Evidence for the Gap Theory From the Description of the Earth
The earth is “without form” in Genesis 1:2. That means it had no definite shape. It was amorphous like the amoeba. If this is the original creation of the earth, then it was the only creation of God that was not created whole at once. Without the gap, the earth was not completed until the third day of creation (Genesis 1:9-10) and only then did God call it good (v.10).
This would be an incomplete creation. Yet God says that when He does something, nothing can be put to it (Ecclesiastes 3:14). Without the gap, this verse must not refer to the creation of the earth.
The earth of Genesis 1:2 is described as “void.” Void means to be empty or without inhabitant. Yet God says concerning the earth that “he created it not in vain, he formed it to be inhabited” (Isaiah 45:18). Again, Genesis 1:2 is out of character with an original creation.
According to the order of Genesis 1:1-3 when no gap is assumed, God created the earth in darkness. Even after that creation, “darkness was upon the face of the deep” (v.2). Yet, when the foundations of the earth were laid, “the morning stars sang together” (Job 38:7). Did they sing in the dark? This confusion is settled if there was an earth before the present earth.
A Description of Destruction
Taken together, the previous characteristics sound more like the result of some terrible catastrophe than a completed act of God’s creation. This is further verified when compared with descriptions of judgment in other passages of the word of God. Consider the following comparison of Genesis 1:2 with Jeremiah 4:23.
In Jeremiah 4, the passage describes a scene of destruction (v.20) resulting from a great war (v.19) which came because of Israel’s disobedience. Can the same words be used to describe both God’s creation and God’s destruction? Can the results of such two opposite forces be identical?

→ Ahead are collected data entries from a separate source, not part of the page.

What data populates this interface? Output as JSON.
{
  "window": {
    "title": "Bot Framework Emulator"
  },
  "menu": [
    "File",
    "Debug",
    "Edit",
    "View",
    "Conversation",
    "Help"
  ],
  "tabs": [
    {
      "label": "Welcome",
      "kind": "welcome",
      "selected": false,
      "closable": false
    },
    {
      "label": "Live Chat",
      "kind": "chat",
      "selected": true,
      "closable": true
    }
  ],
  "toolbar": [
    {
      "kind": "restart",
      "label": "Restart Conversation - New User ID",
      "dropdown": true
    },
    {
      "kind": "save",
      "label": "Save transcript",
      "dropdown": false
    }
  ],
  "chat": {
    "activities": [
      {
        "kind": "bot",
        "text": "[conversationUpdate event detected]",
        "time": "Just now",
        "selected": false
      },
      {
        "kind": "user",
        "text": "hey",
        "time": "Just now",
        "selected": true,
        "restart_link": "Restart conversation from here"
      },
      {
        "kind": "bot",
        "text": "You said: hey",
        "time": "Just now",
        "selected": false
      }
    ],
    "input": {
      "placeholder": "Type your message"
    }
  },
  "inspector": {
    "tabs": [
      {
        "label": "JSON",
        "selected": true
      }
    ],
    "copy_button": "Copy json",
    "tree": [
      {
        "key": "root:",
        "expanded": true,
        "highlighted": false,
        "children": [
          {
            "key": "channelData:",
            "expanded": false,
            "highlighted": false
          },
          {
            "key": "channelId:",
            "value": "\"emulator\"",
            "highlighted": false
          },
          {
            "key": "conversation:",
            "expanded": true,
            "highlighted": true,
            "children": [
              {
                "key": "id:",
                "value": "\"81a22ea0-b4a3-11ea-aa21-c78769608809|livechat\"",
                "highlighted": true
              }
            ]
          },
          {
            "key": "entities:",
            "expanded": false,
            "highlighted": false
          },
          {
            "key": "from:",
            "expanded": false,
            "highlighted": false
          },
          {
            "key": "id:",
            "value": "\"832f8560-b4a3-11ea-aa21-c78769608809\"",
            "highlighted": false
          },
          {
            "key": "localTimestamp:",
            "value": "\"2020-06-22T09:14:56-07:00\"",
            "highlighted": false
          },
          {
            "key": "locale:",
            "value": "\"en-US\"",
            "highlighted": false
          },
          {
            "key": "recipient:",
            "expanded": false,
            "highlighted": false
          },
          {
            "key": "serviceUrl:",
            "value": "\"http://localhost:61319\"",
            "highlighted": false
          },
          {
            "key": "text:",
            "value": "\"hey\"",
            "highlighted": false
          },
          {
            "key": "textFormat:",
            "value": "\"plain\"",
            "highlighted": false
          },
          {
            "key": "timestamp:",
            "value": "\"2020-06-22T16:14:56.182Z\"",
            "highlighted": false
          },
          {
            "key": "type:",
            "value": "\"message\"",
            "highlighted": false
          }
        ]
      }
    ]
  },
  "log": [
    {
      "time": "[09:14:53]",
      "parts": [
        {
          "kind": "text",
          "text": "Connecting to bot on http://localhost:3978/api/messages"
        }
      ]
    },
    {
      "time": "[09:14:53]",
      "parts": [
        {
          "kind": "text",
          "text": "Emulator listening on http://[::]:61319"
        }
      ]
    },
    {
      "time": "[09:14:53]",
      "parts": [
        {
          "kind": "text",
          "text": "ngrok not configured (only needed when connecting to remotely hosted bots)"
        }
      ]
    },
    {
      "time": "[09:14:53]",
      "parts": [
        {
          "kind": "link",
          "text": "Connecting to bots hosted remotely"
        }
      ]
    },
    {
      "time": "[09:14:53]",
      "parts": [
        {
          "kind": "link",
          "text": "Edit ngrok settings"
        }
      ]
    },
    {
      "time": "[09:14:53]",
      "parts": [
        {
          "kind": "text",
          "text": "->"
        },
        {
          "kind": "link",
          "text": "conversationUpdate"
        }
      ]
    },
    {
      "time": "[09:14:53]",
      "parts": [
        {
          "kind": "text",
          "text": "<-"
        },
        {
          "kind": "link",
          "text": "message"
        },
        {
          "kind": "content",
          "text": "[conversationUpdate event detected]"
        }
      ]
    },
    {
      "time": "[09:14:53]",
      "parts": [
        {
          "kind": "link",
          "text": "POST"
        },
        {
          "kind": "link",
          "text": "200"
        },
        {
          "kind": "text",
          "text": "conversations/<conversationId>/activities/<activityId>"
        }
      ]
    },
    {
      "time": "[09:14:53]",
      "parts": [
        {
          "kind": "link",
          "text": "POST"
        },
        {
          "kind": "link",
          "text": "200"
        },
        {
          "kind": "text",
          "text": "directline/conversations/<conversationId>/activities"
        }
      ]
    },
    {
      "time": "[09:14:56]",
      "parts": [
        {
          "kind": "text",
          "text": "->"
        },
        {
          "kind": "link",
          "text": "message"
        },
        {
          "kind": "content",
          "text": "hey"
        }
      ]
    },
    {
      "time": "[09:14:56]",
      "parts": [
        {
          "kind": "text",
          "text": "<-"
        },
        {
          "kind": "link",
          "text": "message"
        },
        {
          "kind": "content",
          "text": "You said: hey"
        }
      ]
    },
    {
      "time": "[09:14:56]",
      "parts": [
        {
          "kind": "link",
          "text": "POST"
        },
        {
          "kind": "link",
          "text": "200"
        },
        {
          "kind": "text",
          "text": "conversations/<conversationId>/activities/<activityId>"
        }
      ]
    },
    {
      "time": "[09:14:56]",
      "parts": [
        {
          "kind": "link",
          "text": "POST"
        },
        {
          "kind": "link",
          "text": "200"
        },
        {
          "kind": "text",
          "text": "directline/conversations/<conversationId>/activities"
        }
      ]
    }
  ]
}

A similar example is found in Nahum 2:10. In this passage, war and destruction are brought on by sin and wickedness. This destruction is described by words like “empty,” “void,” “waste,” and “blackness.”
Admittedly, Jeremiah 4:23 and Nahum 2:10 are not referring to the events of Genesis 1:2. But that is not the question. How can similar, even identical, words in very similar descriptions be used to describe the results of creation in one place and destruction in two others? The natural answer is that they cannot.
The Face of the Deep
A massive amount of water surrounded the earth in Genesis 1:2. Wisdom (picturing Christ) was there to “set a compass upon the face of the depth” (Proverbs 8:27). This water could be divided so that the oceans could be filled below the first two heavens and yet it could also provide a covering for the second heaven at the edge of out space (Genesis 1:6-8). These upper waters are spoken of as the “waters that be above the heavens” in Psalm 148:4.
The face of the earth being covered by water would be a perfect description of Noah’s flood when the ark went “upon the face of the waters” (Genesis 7:18). Genesis 1:2 could then be a description of the original earth after a similar destruction. This would explain God’s promise to never destroy the earth by flood again after Noah’s flood (Genesis 9:8-17). If He had done so two times, we might need a promise that He would never do so again, or else every flood would be feared as another complete destruction. He will, in the future, destroy the earth by fire, but never again by flood.
Job 38:7 teaches that the sons of God (that is, angels) sang and shouted for joy when the foundations of the earth were laid (v.4). Where is the cause for joy in the description of the earth as found in Genesis 1:2? It is formless, empty and dark. Nor can this refer to the third day of creation when God finally said that the earth was good (Genesis 1:9-10) because no foundation were laid at that time. Job 38 must be referring to a time before the six-day creation.